JudikaturOGH

11Os31/24d – OGH Entscheidung

Entscheidung
14. Mai 2024

Kopf

Der Oberste Gerichtshof hat am 14. Mai 2024 durch die Vizepräsidentin des Obersten Gerichtshofs Mag. Marek als Vorsitzende sowie die Hofrätinnen des Obersten Gerichtshofs Dr. Bachner Foregger und Mag. Fürnkranz und die Hofräte des Obersten Gerichtshofs Dr. Oberressl und Mag. Riffel in Gegenwart der Richteramtsanwärterin Mag. Weißmann als Schriftführerin in der Strafsache gegen * H* wegen des Verbrechens der fortgesetzten Gewaltausübung nach § 107b Abs 1, Abs 3a Z 1, Abs 4 zweiter Fall StGB und anderer strafbarer Handlungen über die Nichtigkeitsbeschwerde und die Berufung des Angeklagten gegen das Urteil des Landesgerichts für Strafsachen Wien als Schöffengericht vom 2. Oktober 2023, GZ 115 Hv 54/23p 58, nach Anhörung der Generalprokuratur in nichtöffentlicher Sitzung den

Beschluss

gefasst:

Spruch

Die Nichtigkeitsbeschwerde wird zurückgewiesen.

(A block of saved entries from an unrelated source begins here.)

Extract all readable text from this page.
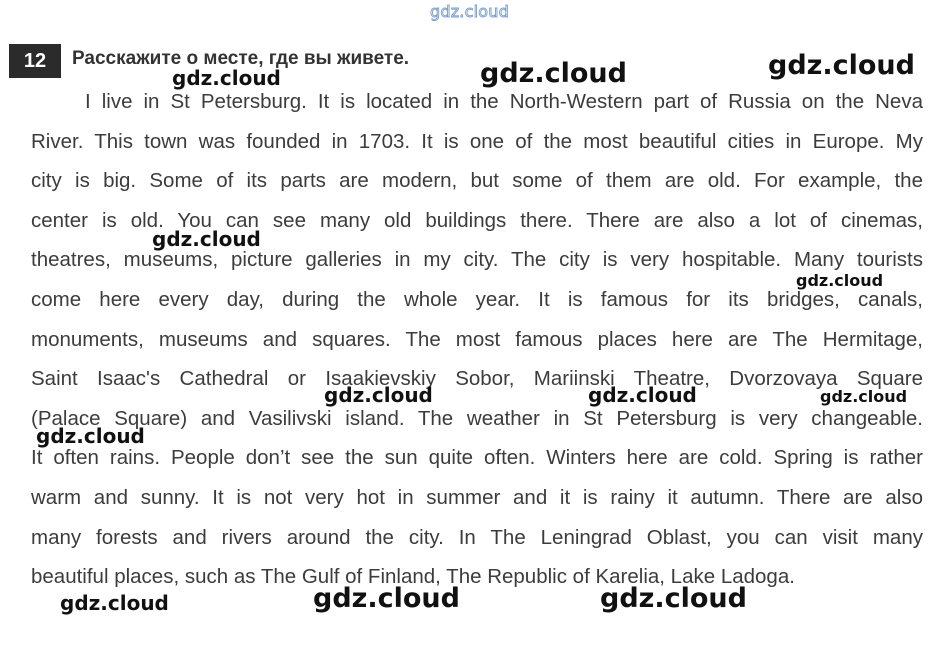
gdz.cloud
12	Расскажите о месте, где вы живете.
I live in St Petersburg. It is located in the North-Western part of Russia on the Neva
River. This town was founded in 1703. It is one of the most beautiful cities in Europe. My
city is big. Some of its parts are modern, but some of them are old. For example, the
center is old. You can see many old buildings there. There are also a lot of cinemas,
theatres, museums, picture galleries in my city. The city is very hospitable. Many tourists
come here every day, during the whole year. It is famous for its bridges, canals,
monuments, museums and squares. The most famous places here are The Hermitage,
Saint Isaac's Cathedral or Isaakievskiy Sobor, Mariinski Theatre, Dvorzovaya Square
(Palace Square) and Vasilivski island. The weather in St Petersburg is very changeable.
It often rains. People don’t see the sun quite often. Winters here are cold. Spring is rather
warm and sunny. It is not very hot in summer and it is rainy it autumn. There are also
many forests and rivers around the city. In The Leningrad Oblast, you can visit many
beautiful places, such as The Gulf of Finland, The Republic of Karelia, Lake Ladoga.
gdz.cloud	gdz.cloud	gdz.cloud
gdz.cloud
gdz.cloud
gdz.cloud	gdz.cloud	gdz.cloud
gdz.cloud
gdz.cloud	gdz.cloud	gdz.cloud
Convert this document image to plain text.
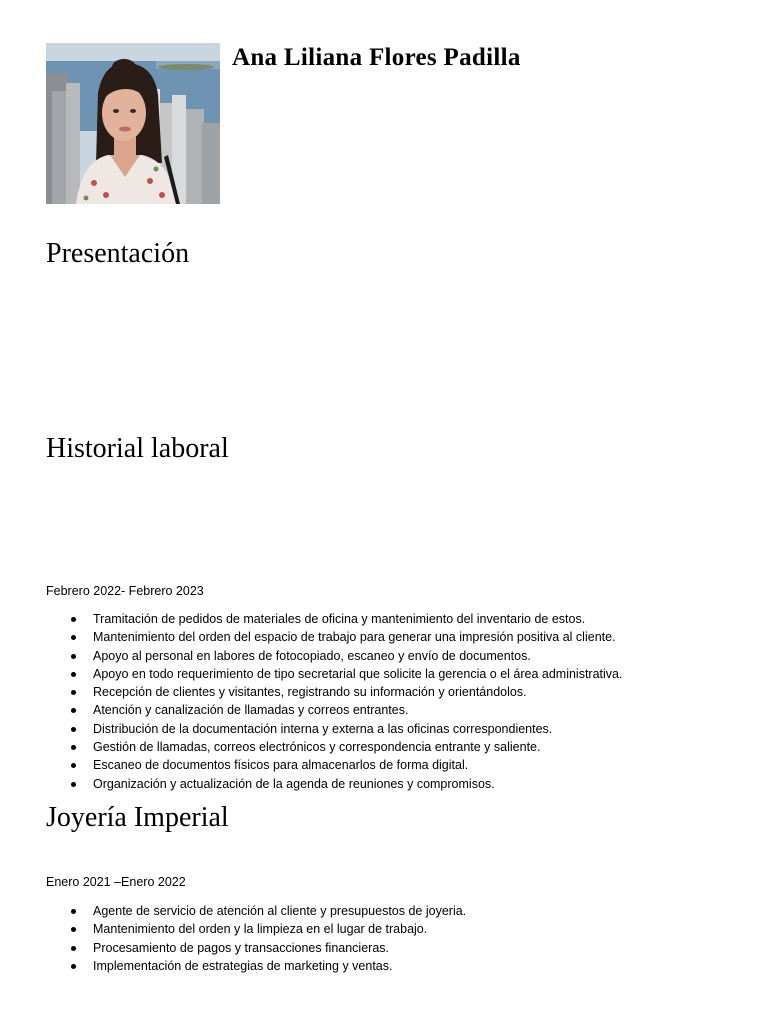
Ana Liliana Flores Padilla
Presentación
Historial laboral
Febrero 2022- Febrero 2023
Tramitación de pedidos de materiales de oficina y mantenimiento del inventario de estos.
Mantenimiento del orden del espacio de trabajo para generar una impresión positiva al cliente.
Apoyo al personal en labores de fotocopiado, escaneo y envío de documentos.
Apoyo en todo requerimiento de tipo secretarial que solicite la gerencia o el área administrativa.
Recepción de clientes y visitantes, registrando su información y orientándolos.
Atención y canalización de llamadas y correos entrantes.
Distribución de la documentación interna y externa a las oficinas correspondientes.
Gestión de llamadas, correos electrónicos y correspondencia entrante y saliente.
Escaneo de documentos físicos para almacenarlos de forma digital.
Organización y actualización de la agenda de reuniones y compromisos.
Joyería Imperial
Enero 2021 –Enero 2022
Agente de servicio de atención al cliente y presupuestos de joyeria.
Mantenimiento del orden y la limpieza en el lugar de trabajo.
Procesamiento de pagos y transacciones financieras.
Implementación de estrategias de marketing y ventas.
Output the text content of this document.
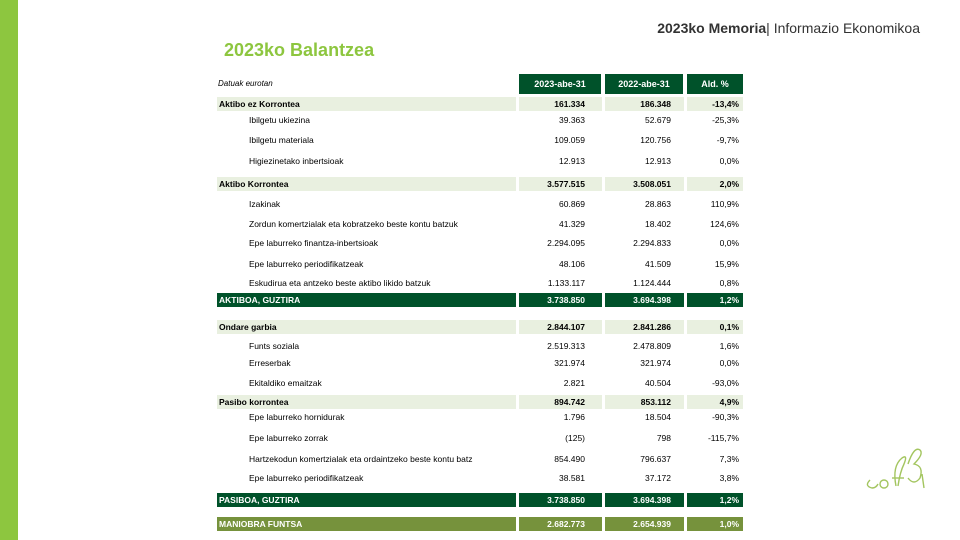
2023ko Memoria| Informazio Ekonomikoa
2023ko Balantzea
Datuak eurotan	2023-abe-31	2022-abe-31	Ald. %
Aktibo ez Korrontea	161.334	186.348	-13,4%
Ibilgetu ukiezina	39.363	52.679	-25,3%
Ibilgetu materiala	109.059	120.756	-9,7%
Higiezinetako inbertsioak	12.913	12.913	0,0%
Aktibo Korrontea	3.577.515	3.508.051	2,0%
Izakinak	60.869	28.863	110,9%
Zordun komertzialak eta kobratzeko beste kontu batzuk	41.329	18.402	124,6%
Epe laburreko finantza-inbertsioak	2.294.095	2.294.833	0,0%
Epe laburreko periodifikatzeak	48.106	41.509	15,9%
Eskudirua eta antzeko beste aktibo likido batzuk	1.133.117	1.124.444	0,8%
AKTIBOA, GUZTIRA	3.738.850	3.694.398	1,2%
Ondare garbia	2.844.107	2.841.286	0,1%
Funts soziala	2.519.313	2.478.809	1,6%
Erreserbak	321.974	321.974	0,0%
Ekitaldiko emaitzak	2.821	40.504	-93,0%
Pasibo korrontea	894.742	853.112	4,9%
Epe laburreko hornidurak	1.796	18.504	-90,3%
Epe laburreko zorrak	(125)	798	-115,7%
Hartzekodun komertzialak eta ordaintzeko beste kontu batz	854.490	796.637	7,3%
Epe laburreko periodifikatzeak	38.581	37.172	3,8%
PASIBOA, GUZTIRA	3.738.850	3.694.398	1,2%
MANIOBRA FUNTSA	2.682.773	2.654.939	1,0%
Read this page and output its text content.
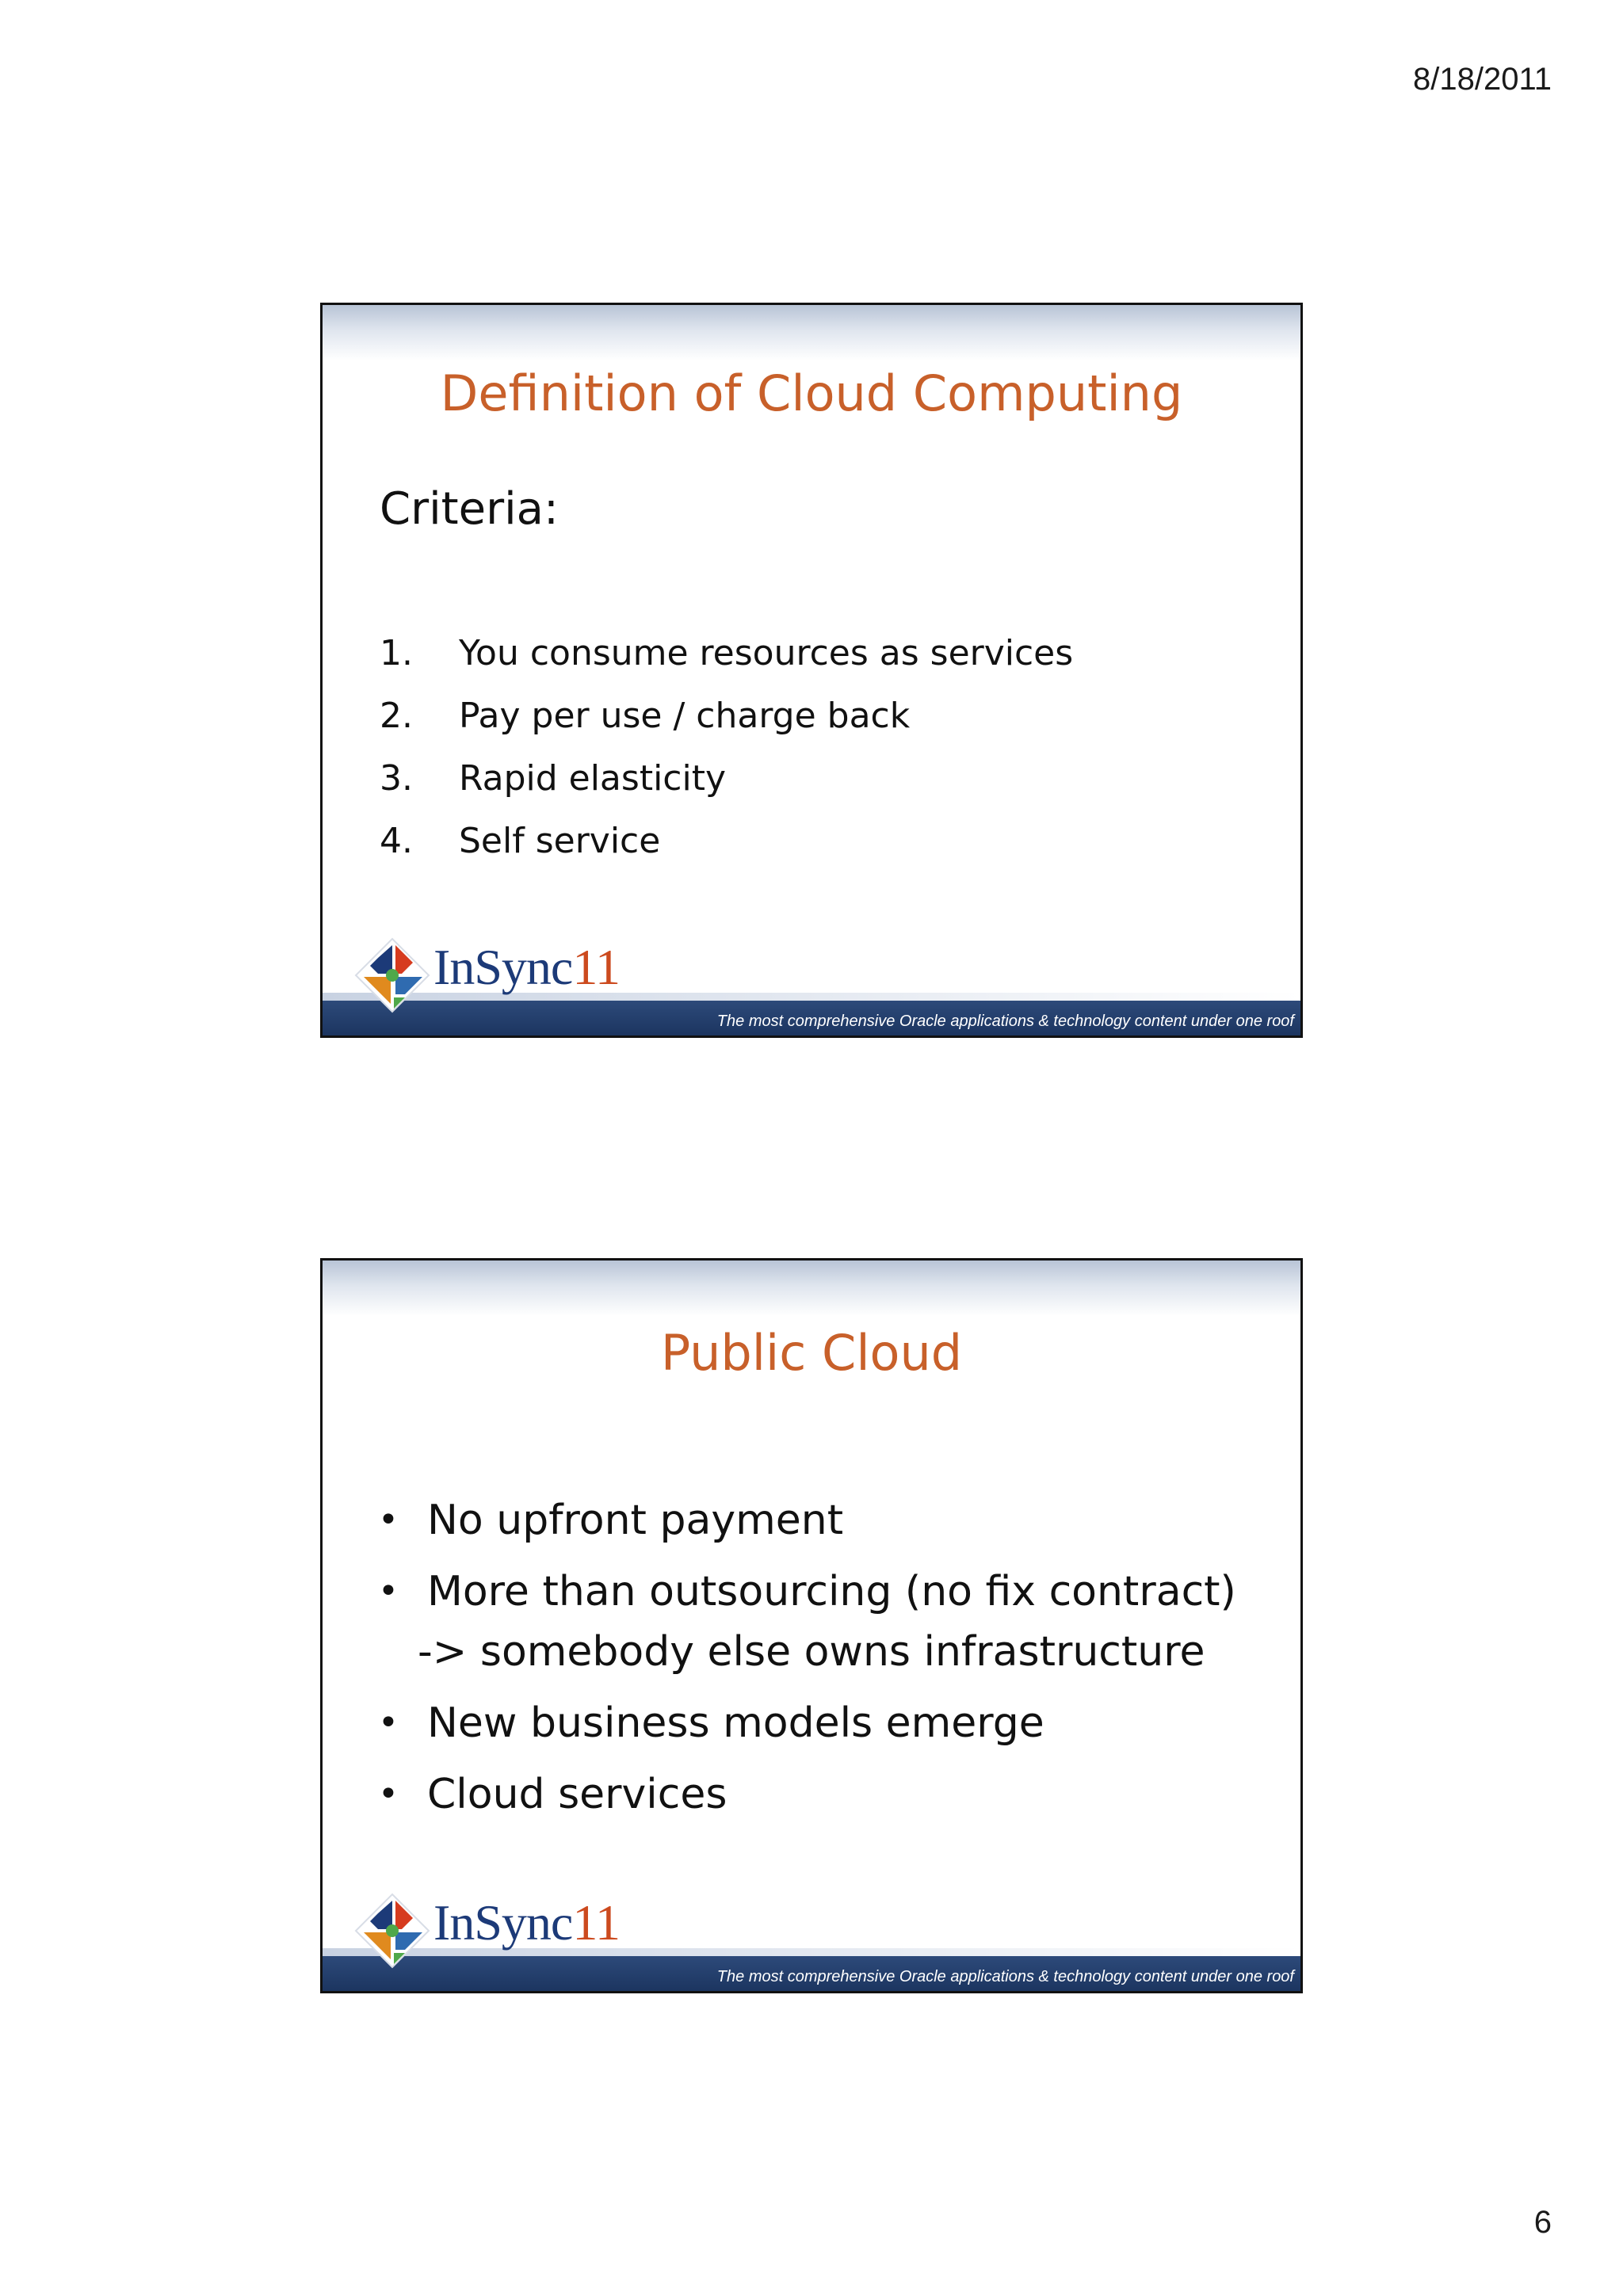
8/18/2011
Definition of Cloud Computing
Criteria:
1.	You consume resources as services
2.	Pay per use / charge back
3.	Rapid elasticity
4.	Self service
The most comprehensive Oracle applications & technology content under one roof
InSync11
Public Cloud
• No upfront payment
• More than outsourcing (no fix contract)
-> somebody else owns infrastructure
• New business models emerge
• Cloud services
The most comprehensive Oracle applications & technology content under one roof
InSync11
6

Zur Entscheidung über die Berufung werden die Akten dem Oberlandesgericht Wien zugeleitet.

Dem Angeklagten fallen die Kosten des bisherigen Rechtsmittelverfahrens zur Last.

Text

Gründe:

[1] Mit dem angefochtenen Urteil wurde * H* eines Verbrechens der Vergewaltigung nach §§ 15, 201 Abs 1 StGB „idF BGBl Nr. 116/2013“ (I/), je mehrerer Verbrechen des sexuellen Missbrauchs von Unmündigen nach § 207 Abs 1 StGB (II/A/) und der geschlechtlichen Nötigung nach § 202 Abs 1 StGB (II/B/), der Vergehen des Missbrauchs eines Autoritätsverhältnisses nach § 212 Abs 1 Z 1 StGB (III/), des Vergehens der fortgesetzten Gewaltausübung nach § 107b Abs 1, „Abs 2“ StGB (IV/A/), des Verbrechens der fortgesetzten Gewaltausübung nach § 107b Abs 1, „Abs 2“, Abs 3a Z 1, Abs 4 zweiter Fall StGB (IV/B/) und der Verbrechen der Vergewaltigung nach § 201 Abs 1 StGB „idF BGBl Nr. 15/2004, BGBl Nr. 116/2013 sowie in der geltenden Fassung BGBl Nr. 105/2019“ (V/) schuldig erkannt.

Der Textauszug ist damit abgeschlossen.